Before the snow came, I burned rotten, misshapen wood. Dirty wood, not even worth cutting up for the woodstove. Wood filled with unremovable, wayward screws. Such fires are my last resort.
Enduring the scorn of my carpenters, I save every scrap of wood—wood that was once a seed that grew into a tree that was felled, milled, planed, dried, sawn, hammered, and then, in this case, tossed aside as remnant. I am a gatherer of remnants. I restore things. But there’s a limit, and sometimes, fire is the answer. It burned ferocious and unfettered.
Evening came, the fire died down. I went in to watch gratuitous violence on TV and eat fish wrapped in freezer-burned tortillas. Long after dark, I looked out the upstairs window. Of course, the flames were gone, but to my consternation, the embers were visible. The air was still, but I know well the nature of wind—it can blow up sudden and savage. Not long ago, our neighbor’s smoldering garbage nearly burned our house down. My fire wasn’t dead enough.
Boots, flashlight, rake, shovel, I trudged across the uneven ground to assess the cinders. Things were hotter than I’d thought they’d be. I found a long hose and hooked it up to the hydrant. Water hit and hissed. I put the hose down and stirred the steaming mound. Embers, given a last gasp of air, burst into flame. I let them burn themselves down, down, down, littering the night with airborne sparks. Hose at hand, I admired the blaze for a while. Then I broke the fire apart. Flame fell back to glowing embers. I raked a perfect circle of pulsating orange heat and stared into the hypnotic beauty.

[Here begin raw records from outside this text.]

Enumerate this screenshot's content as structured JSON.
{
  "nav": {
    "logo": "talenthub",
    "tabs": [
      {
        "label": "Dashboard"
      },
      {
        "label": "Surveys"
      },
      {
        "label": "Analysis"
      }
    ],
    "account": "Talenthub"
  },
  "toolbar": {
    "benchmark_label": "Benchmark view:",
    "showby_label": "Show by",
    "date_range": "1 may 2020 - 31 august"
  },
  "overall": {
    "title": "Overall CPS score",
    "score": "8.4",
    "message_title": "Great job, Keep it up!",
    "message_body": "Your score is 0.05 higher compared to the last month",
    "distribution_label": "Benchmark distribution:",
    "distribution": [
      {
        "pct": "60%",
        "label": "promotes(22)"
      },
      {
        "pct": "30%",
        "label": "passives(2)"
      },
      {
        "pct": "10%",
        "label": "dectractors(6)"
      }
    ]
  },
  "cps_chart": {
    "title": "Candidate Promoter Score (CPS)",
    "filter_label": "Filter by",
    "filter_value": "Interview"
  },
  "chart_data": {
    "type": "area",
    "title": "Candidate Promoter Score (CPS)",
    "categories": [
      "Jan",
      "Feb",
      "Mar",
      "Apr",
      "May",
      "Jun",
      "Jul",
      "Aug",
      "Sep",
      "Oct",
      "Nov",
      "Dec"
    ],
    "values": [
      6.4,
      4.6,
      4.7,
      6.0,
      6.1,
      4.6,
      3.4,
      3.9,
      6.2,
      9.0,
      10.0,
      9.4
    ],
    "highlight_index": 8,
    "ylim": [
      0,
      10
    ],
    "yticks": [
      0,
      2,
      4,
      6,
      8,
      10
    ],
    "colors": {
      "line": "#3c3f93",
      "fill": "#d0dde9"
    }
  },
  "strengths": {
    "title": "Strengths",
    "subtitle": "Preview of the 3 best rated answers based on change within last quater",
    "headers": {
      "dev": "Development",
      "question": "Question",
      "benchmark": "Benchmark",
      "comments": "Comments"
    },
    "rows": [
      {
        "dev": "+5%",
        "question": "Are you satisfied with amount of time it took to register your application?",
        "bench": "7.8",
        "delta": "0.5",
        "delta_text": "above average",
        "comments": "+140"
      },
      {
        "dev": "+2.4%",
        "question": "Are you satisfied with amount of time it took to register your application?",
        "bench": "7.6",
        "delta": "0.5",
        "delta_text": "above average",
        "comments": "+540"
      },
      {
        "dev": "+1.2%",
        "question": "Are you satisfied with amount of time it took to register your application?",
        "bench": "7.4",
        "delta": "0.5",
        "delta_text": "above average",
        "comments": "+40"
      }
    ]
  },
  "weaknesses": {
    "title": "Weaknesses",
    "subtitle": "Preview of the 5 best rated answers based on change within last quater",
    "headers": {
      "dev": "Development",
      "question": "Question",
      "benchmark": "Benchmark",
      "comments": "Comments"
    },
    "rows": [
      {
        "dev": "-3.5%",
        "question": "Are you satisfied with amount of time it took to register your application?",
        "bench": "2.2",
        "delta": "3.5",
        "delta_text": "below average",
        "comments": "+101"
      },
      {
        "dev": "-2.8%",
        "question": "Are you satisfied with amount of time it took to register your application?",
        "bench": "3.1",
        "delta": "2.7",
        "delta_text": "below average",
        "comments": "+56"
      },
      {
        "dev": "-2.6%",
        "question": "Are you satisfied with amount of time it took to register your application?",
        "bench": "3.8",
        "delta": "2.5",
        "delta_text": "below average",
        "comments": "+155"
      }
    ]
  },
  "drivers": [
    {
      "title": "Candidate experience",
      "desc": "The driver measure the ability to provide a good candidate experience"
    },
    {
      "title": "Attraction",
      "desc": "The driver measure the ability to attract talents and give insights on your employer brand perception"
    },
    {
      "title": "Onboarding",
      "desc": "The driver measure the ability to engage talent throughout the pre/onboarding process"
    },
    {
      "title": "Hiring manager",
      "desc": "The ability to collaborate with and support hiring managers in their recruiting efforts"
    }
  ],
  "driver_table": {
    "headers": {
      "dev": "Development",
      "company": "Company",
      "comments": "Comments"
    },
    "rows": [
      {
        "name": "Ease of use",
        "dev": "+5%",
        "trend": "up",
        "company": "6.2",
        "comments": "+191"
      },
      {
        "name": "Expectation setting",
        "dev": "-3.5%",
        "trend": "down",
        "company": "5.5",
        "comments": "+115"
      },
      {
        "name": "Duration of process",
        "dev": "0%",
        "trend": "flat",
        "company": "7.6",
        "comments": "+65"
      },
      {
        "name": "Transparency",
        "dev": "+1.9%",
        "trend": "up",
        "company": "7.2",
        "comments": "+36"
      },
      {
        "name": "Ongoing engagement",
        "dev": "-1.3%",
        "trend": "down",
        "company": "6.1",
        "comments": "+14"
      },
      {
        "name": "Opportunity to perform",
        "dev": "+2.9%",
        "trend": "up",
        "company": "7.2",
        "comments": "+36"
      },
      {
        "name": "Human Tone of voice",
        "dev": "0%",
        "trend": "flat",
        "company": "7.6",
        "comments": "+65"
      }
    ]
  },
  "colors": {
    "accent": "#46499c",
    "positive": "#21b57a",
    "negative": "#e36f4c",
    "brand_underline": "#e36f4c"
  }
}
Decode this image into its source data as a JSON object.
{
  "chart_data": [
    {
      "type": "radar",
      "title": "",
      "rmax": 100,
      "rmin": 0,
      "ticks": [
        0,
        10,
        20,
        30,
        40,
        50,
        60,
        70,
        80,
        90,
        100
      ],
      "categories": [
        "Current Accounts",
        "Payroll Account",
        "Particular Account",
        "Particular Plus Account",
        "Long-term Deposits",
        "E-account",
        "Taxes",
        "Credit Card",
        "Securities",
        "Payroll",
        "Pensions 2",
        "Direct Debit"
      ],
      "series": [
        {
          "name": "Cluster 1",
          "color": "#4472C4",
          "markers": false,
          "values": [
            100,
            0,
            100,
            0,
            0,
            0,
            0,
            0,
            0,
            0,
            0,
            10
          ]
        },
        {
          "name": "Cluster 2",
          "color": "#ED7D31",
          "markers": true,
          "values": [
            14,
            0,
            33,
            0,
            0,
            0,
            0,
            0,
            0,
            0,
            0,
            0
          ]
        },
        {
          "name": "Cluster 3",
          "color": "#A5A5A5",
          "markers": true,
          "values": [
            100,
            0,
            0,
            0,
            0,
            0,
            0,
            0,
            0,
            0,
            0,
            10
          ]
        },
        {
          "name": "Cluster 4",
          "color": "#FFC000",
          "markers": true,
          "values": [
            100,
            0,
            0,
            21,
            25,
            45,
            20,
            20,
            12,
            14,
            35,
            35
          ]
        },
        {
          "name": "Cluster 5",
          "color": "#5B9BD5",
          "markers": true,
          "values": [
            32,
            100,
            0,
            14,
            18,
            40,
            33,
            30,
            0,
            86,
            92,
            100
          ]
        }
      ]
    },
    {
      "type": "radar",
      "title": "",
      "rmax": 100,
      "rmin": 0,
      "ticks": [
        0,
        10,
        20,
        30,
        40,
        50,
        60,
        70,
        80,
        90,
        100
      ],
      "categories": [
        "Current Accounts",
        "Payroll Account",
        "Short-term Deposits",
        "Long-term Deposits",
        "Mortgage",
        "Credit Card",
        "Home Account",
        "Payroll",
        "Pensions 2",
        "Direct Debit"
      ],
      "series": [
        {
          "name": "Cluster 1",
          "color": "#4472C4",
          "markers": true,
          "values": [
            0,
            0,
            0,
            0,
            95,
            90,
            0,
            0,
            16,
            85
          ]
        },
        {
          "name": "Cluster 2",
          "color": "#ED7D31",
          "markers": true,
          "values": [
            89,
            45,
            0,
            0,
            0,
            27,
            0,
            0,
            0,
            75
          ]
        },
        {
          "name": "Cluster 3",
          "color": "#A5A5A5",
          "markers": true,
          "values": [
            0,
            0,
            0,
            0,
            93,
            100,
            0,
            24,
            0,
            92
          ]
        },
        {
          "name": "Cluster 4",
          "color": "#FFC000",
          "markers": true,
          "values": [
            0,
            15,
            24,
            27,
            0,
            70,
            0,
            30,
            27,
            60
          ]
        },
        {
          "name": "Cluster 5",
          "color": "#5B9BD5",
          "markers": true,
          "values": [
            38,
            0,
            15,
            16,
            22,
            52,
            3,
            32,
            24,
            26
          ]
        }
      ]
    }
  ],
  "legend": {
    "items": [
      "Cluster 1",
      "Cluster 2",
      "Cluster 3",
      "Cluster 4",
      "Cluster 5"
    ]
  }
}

The circle glowed vibrant and seductive. I imagined screams of agony, should I walk across these coals, or sink down through the intense heat to the inverse world below. The vision was potent enough that I turned the hose on full force. Fire, water, earth, and air. Ashes to ashes, dust to dust. It took a while, but finally, I could put my hands anywhere in the gray soup. It was over.
I walked slowly back to the house, a somber carbon-based lifeform, caught in the trappings of a long-dead Deity. I glanced up. Dark sky came to life. My eyes adjusted to billions of stars, mirroring my true, living image back to me. Minuscule. Vulnerable and magnificent. Stardust, spit, and ash. Ragged, weary, incomplete.
I knew I would be what was left after the fire. And I wasn’t afraid. I tucked myself into the womb of the ever-birthing, ever-blazing God.